Her ne kadar insan ailesini, doğduğu ortamı, içinde büyüdüğü kültürü ve koşulları seçme özgürlüğüne sahip değilse de neyi kabul neyi ret edeceğini, nasıl düşüneceğini, ne hissedeceğini ve ne yapacağını seçebilir.
Kendini değil de kendilik imajını gerçekleştiren kişiler fiziksel görüntü, not, diploma, statü, para gibi yüzeysel özelliklere odaklanırlar ve bunlara ulaşsalar bile bir türlü mutlu olamazlar, çünkü her zaman daha mükemmeli vardır.
Ne kadar çok içebildiği, uykusuzluğa dayanabildiği veya çok zor şartlar altında çok uzun saatler çalışabildiği için gurur duyanlar aslında bedensel ihtiyaçlarına duyarsızlaşmış kişilerdir.

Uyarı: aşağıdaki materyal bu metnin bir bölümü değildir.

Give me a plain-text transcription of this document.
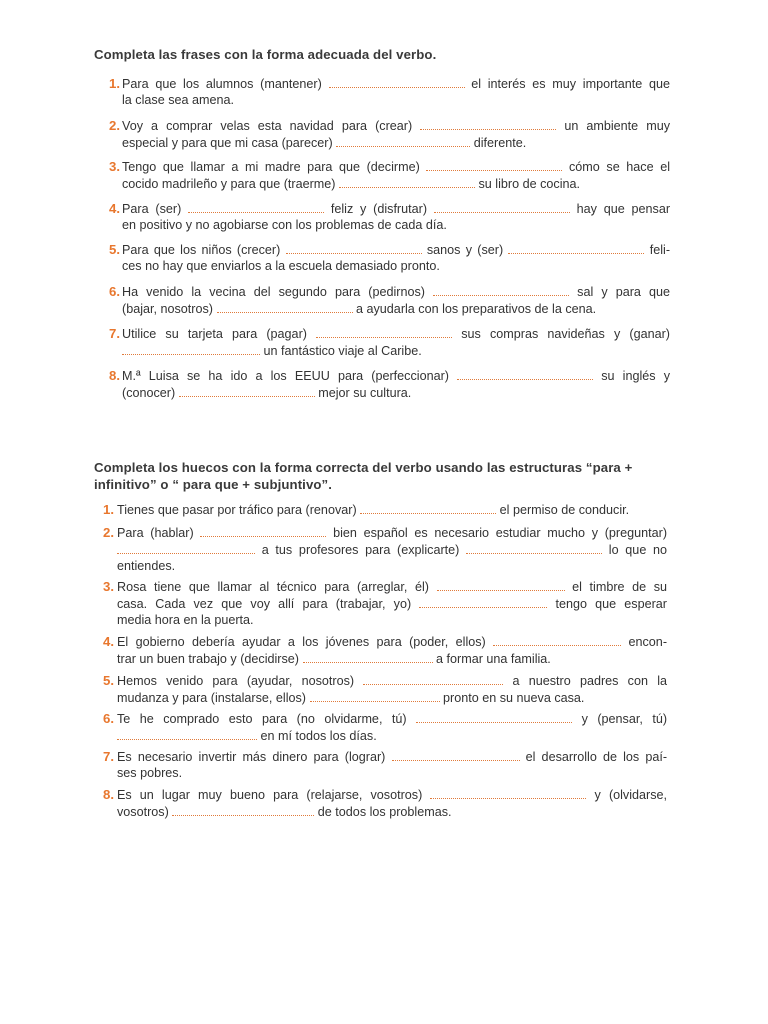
Completa las frases con la forma adecuada del verbo.
1. Para que los alumnos (mantener)	el interés es muy importante que
la clase sea amena.
2. Voy a comprar velas esta navidad para (crear)	un ambiente muy
especial y para que mi casa (parecer)	diferente.
3. Tengo que llamar a mi madre para que (decirme)	cómo se hace el
cocido madrileño y para que (traerme)	su libro de cocina.
4. Para (ser)	feliz y (disfrutar)	hay que pensar
en positivo y no agobiarse con los problemas de cada día.
5. Para que los niños (crecer)	sanos y (ser)	feli-
ces no hay que enviarlos a la escuela demasiado pronto.
6. Ha venido la vecina del segundo para (pedirnos)	sal y para que
(bajar, nosotros)	a ayudarla con los preparativos de la cena.
7. Utilice su tarjeta para (pagar)	sus compras navideñas y (ganar)
un fantástico viaje al Caribe.
8. M.ª Luisa se ha ido a los EEUU para (perfeccionar)	su inglés y
(conocer)	mejor su cultura.
Completa los huecos con la forma correcta del verbo usando las estructuras “para + infinitivo” o “ para que + subjuntivo”.
1. Tienes que pasar por tráfico para (renovar)	el permiso de conducir.
2. Para (hablar)	bien español es necesario estudiar mucho y (preguntar)
a tus profesores para (explicarte)	lo que no
entiendes.
3. Rosa tiene que llamar al técnico para (arreglar, él)	el timbre de su
casa. Cada vez que voy allí para (trabajar, yo)	tengo que esperar
media hora en la puerta.
4. El gobierno debería ayudar a los jóvenes para (poder, ellos)	encon-
trar un buen trabajo y (decidirse)	a formar una familia.
5. Hemos venido para (ayudar, nosotros)	a nuestro padres con la
mudanza y para (instalarse, ellos)	pronto en su nueva casa.
6. Te he comprado esto para (no olvidarme, tú)	y (pensar, tú)
en mí todos los días.
7. Es necesario invertir más dinero para (lograr)	el desarrollo de los paí-
ses pobres.
8. Es un lugar muy bueno para (relajarse, vosotros)	y (olvidarse,
vosotros)	de todos los problemas.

Varoluşçu bakış açısına göre, yaşamın önceden belirlenmiş bir anlamı yoktur. Yaşamına anlam verecek olan insanın kendisidir. Başka bir deyişle, varlığını sürdürebilmek ve ne yönde büyüyüp gelişeceğine karar vermek her bireyin kendi sorumluluğudur.
İnsan yaşamının anlamını belirleme sorumluluğunun yanı sıra yaşadıkları nedeniyle hissettiklerinden, yaşadıklarına yüklediği anlamdan ve bunlarla nasıl başa çıktığından da sorumludur.